Nach Fyfe kam Laura Marling, die in England mit ihrem zweiten Album "I Speak Because I Can" Platz 4 der Album-Charts erreichte, in Deutschland aber noch nachmittags in Festzelten auftritt - deren Enge und Intimität aber gut zu ihrer Folkmusik passt. Laura erschien mit blondem Dutt (der allgemeinen Festival-Lieblingsfrisur), was ihren Kopf seltsam einfarbig wirken ließ. Zuerst spielte sie die neuen Songs "Devil’s Spoke" und "Rambling Man" und ich dachte mir, dass das alles etwas belanglos sei. Sobald sie zu Songs vom ersten Album "Alas, I Cannot Swim" überging, wurde aber alles plötzlich viel besser - sowohl das alte Album als auch die frühere Haarfarbe waren nämlich einfach einen Tick interessanter.



Zur Unterstützung hatte die Künstlerin eine Liveband dabei, deren prominentestes Mitglied Marcus Mumford von Mumford and Sons an der Mandoline war. Dieser spielte voll Inbrunst und sang, wenn er gerade nicht gebraucht wurde, vom Bühnenrand aus enthusiastisch mit - besonders auffällig war das bei "Hope in the Air". Das Publikum wurde ebenfalls involviert und in einem nun folgenden Akustikset, das einen neuen Song und "Goodbye England (Covered in Snow) umfasste, bei "Night Terror" gebeten, statt eines eigentlich erforderlichen Geigensolos mitzupfeifen und damit die bislang talentiertesten Publikumspfeifer aus Sydney zu übertrumpfen, doch wir versagten kläglich. Trotzdem ein schönes und auch unterhaltsames Konzert.



Delphic

Zugegeben, Haldern war dieses Jahr sehr folkig. Jede zweite Band schien ein Akkordeon dabei zu haben, und annähernd jede verfügte über Bläser. Aus diesem Brei stachen die elektrisch klingenden Delphic extrem heraus.

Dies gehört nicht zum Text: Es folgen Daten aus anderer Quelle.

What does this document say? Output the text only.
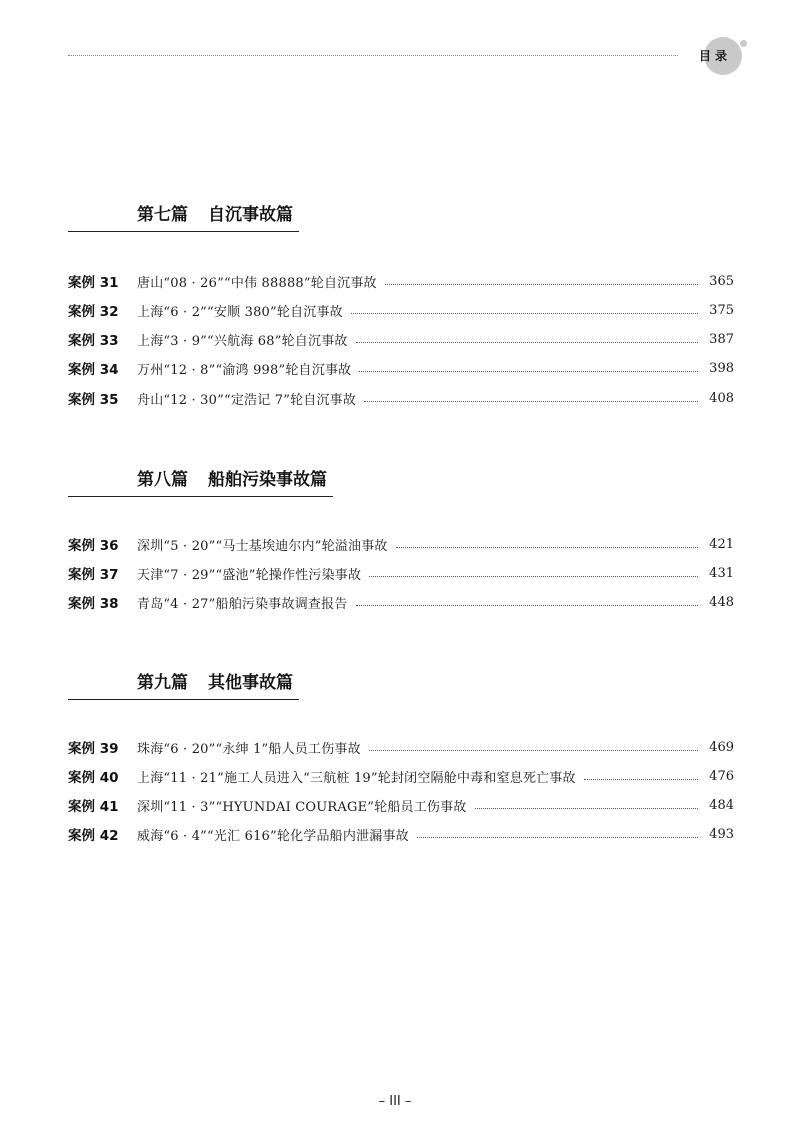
目录
第七篇 自沉事故篇
案例 31	唐山“08 · 26”“中伟 88888”轮自沉事故	365
案例 32	上海“6 · 2”“安顺 380”轮自沉事故	375
案例 33	上海“3 · 9”“兴航海 68”轮自沉事故	387
案例 34	万州“12 · 8”“渝鸿 998”轮自沉事故	398
案例 35	舟山“12 · 30”“定浩记 7”轮自沉事故	408
第八篇 船舶污染事故篇
案例 36	深圳“5 · 20”“马士基埃迪尔内”轮溢油事故	421
案例 37	天津“7 · 29”“盛池”轮操作性污染事故	431
案例 38	青岛“4 · 27”船舶污染事故调查报告	448
第九篇 其他事故篇
案例 39	珠海“6 · 20”“永绅 1”船人员工伤事故	469
案例 40	上海“11 · 21”施工人员进入“三航桩 19”轮封闭空隔舱中毒和窒息死亡事故	476
案例 41	深圳“11 · 3”“HYUNDAI COURAGE”轮船员工伤事故	484
案例 42	威海“6 · 4”“光汇 616”轮化学品船内泄漏事故	493
– III –
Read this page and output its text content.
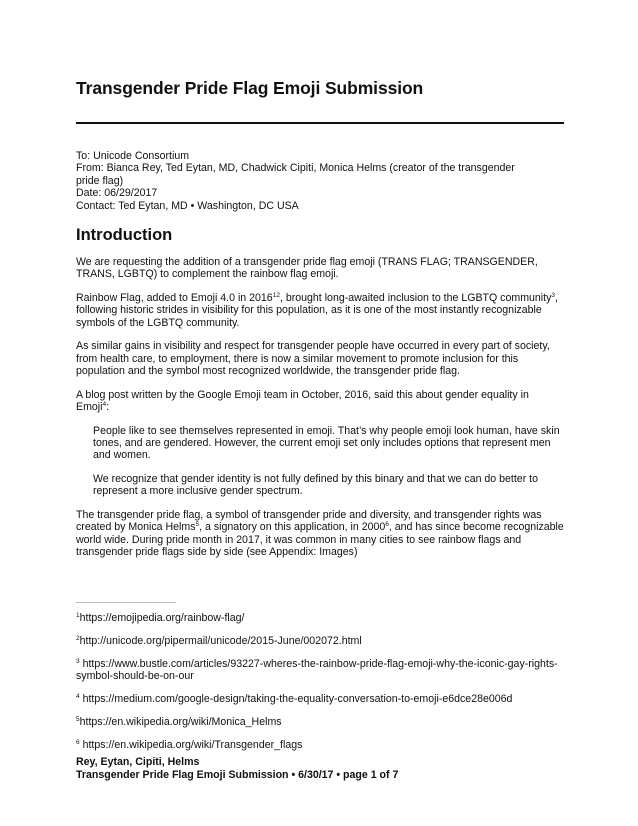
Transgender Pride Flag Emoji Submission
To: Unicode Consortium
From: Bianca Rey, Ted Eytan, MD, Chadwick Cipiti, Monica Helms (creator of the transgender
pride flag)
Date: 06/29/2017
Contact: Ted Eytan, MD • Washington, DC USA
Introduction

We are requesting the addition of a transgender pride flag emoji (TRANS FLAG; TRANSGENDER, TRANS, LGBTQ) to complement the rainbow flag emoji.

Rainbow Flag, added to Emoji 4.0 in 2016$^{12}$, brought long-awaited inclusion to the LGBTQ community$^3$, following historic strides in visibility for this population, as it is one of the most instantly recognizable symbols of the LGBTQ community.

As similar gains in visibility and respect for transgender people have occurred in every part of society, from health care, to employment, there is now a similar movement to promote inclusion for this population and the symbol most recognized worldwide, the transgender pride flag.

A blog post written by the Google Emoji team in October, 2016, said this about gender equality in Emoji$^4$:

People like to see themselves represented in emoji. That’s why people emoji look human, have skin tones, and are gendered. However, the current emoji set only includes options that represent men and women.

We recognize that gender identity is not fully defined by this binary and that we can do better to represent a more inclusive gender spectrum.

The transgender pride flag, a symbol of transgender pride and diversity, and transgender rights was created by Monica Helms$^5$, a signatory on this application, in 2000$^6$, and has since become recognizable world wide. During pride month in 2017, it was common in many cities to see rainbow flags and transgender pride flags side by side (see Appendix: Images)

$^1$https://emojipedia.org/rainbow-flag/
$^2$http://unicode.org/pipermail/unicode/2015-June/002072.html
$^3$ https://www.bustle.com/articles/93227-wheres-the-rainbow-pride-flag-emoji-why-the-iconic-gay-rights-symbol-should-be-on-our
$^4$ https://medium.com/google-design/taking-the-equality-conversation-to-emoji-e6dce28e006d
$^5$https://en.wikipedia.org/wiki/Monica_Helms
$^6$ https://en.wikipedia.org/wiki/Transgender_flags
Rey, Eytan, Cipiti, Helms
Transgender Pride Flag Emoji Submission • 6/30/17 • page 1 of 7
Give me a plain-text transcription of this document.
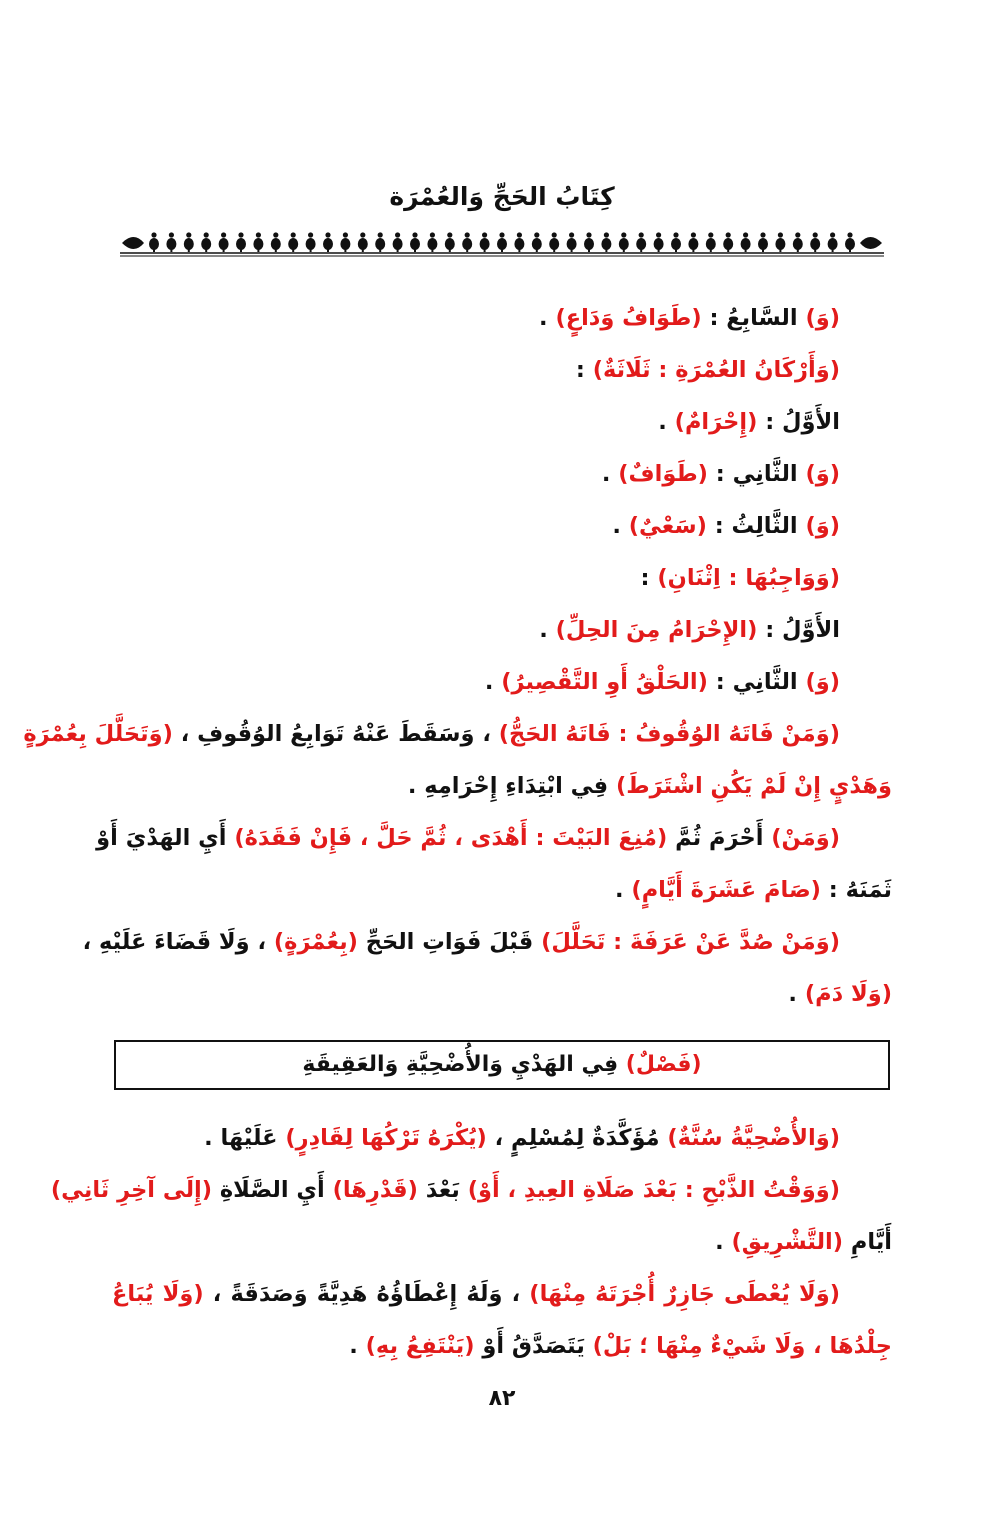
كِتَابُ الحَجِّ وَالعُمْرَة
(وَ) السَّابِعُ : (طَوَافُ وَدَاعٍ) .
(وَأَرْكَانُ العُمْرَةِ : ثَلَاثَةٌ) :
الأَوَّلُ : (إِحْرَامٌ) .
(وَ) الثَّانِي : (طَوَافٌ) .
(وَ) الثَّالِثُ : (سَعْيٌ) .
(وَوَاجِبُهَا : اِثْنَانِ) :
الأَوَّلُ : (الإِحْرَامُ مِنَ الحِلِّ) .
(وَ) الثَّانِي : (الحَلْقُ أَوِ التَّقْصِيرُ) .
(وَمَنْ فَاتَهُ الوُقُوفُ : فَاتَهُ الحَجُّ) ، وَسَقَطَ عَنْهُ تَوَابِعُ الوُقُوفِ ، (وَتَحَلَّلَ بِعُمْرَةٍ
وَهَدْيٍ إِنْ لَمْ يَكُنِ اشْتَرَطَ) فِي ابْتِدَاءِ إِحْرَامِهِ .
(وَمَنْ) أَحْرَمَ ثُمَّ (مُنِعَ البَيْتَ : أَهْدَى ، ثُمَّ حَلَّ ، فَإِنْ فَقَدَهُ) أَيِ الهَدْيَ أَوْ
ثَمَنَهُ : (صَامَ عَشَرَةَ أَيَّامٍ) .
(وَمَنْ صُدَّ عَنْ عَرَفَةَ : تَحَلَّلَ) قَبْلَ فَوَاتِ الحَجِّ (بِعُمْرَةٍ) ، وَلَا قَضَاءَ عَلَيْهِ ،
(وَلَا دَمَ) .
(فَصْلٌ) فِي الهَدْيِ وَالأُضْحِيَّةِ وَالعَقِيقَةِ
(وَالأُضْحِيَّةُ سُنَّةٌ) مُؤَكَّدَةٌ لِمُسْلِمٍ ، (يُكْرَهُ تَرْكُهَا لِقَادِرٍ) عَلَيْهَا .
(وَوَقْتُ الذَّبْحِ : بَعْدَ صَلَاةِ العِيدِ ، أَوْ) بَعْدَ (قَدْرِهَا) أَيِ الصَّلَاةِ (إِلَى آخِرِ ثَانِي)
أَيَّامِ (التَّشْرِيقِ) .
(وَلَا يُعْطَى جَازِرٌ أُجْرَتَهُ مِنْهَا) ، وَلَهُ إِعْطَاؤُهُ هَدِيَّةً وَصَدَقَةً ، (وَلَا يُبَاعُ
جِلْدُهَا ، وَلَا شَيْءٌ مِنْهَا ؛ بَلْ) يَتَصَدَّقُ أَوْ (يَنْتَفِعُ بِهِ) .
٨٢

Die Band löste das Problem "neuer" Musiker, das darin besteht, dass nicht sonderlich Material zum Performen vorhanden ist, man aber natürlich sein Konzert zeitlich füllen möchte, auf eine für mich neue Art: Die Lieder des Debutalbums waren allesamt live länger  und gingen wie bei einem DJ-Set ohne Pausen ineinander über, wobei die Hits " Doubt", "This Momentary" und "Counterpoint" allesamt vorkamen. Der sehr motivierte Sänger forderte immer wieder zum Tanzen auf und stellte sich zur Motivation selbst auf eine aufgerichtete Monitorbox, und viele kamen dem Wunsch nach - während ich persönlich die Tageszeit für Elektronik noch etwas früh fand und Dunkelheit als passender empfunden hätte. Das Set endete mit "Acolyte", das auch im Original fast neun Minuten dauert.

Setliste (Internetrecherche):
  1. Intro
  2. Clarion Call
  3. Doubt
  4. Red Lights
  5. This Momentary
  6. Submission
  7. Halcyon
  8. Counterpoint
  9. Acolyte




Mumford and Sons

Weiter ging es mit Laura Marlings Kumpels, dieses Mal vor großem Publikum auf der Hauptbühne: Marcus Mumford arbeitete an diesem Tag eine Doppelschicht. Auch die eigenen Lieder trug er äußerst inbrünstig vor, und das vor überaus großen Zuschauerandrang - offenbar hatte der letztjährige Auftritt im Spiegelzelt bei vielen einen guten Eindruck hinterlassen - und endlich gab's auch wieder Blechbläser ...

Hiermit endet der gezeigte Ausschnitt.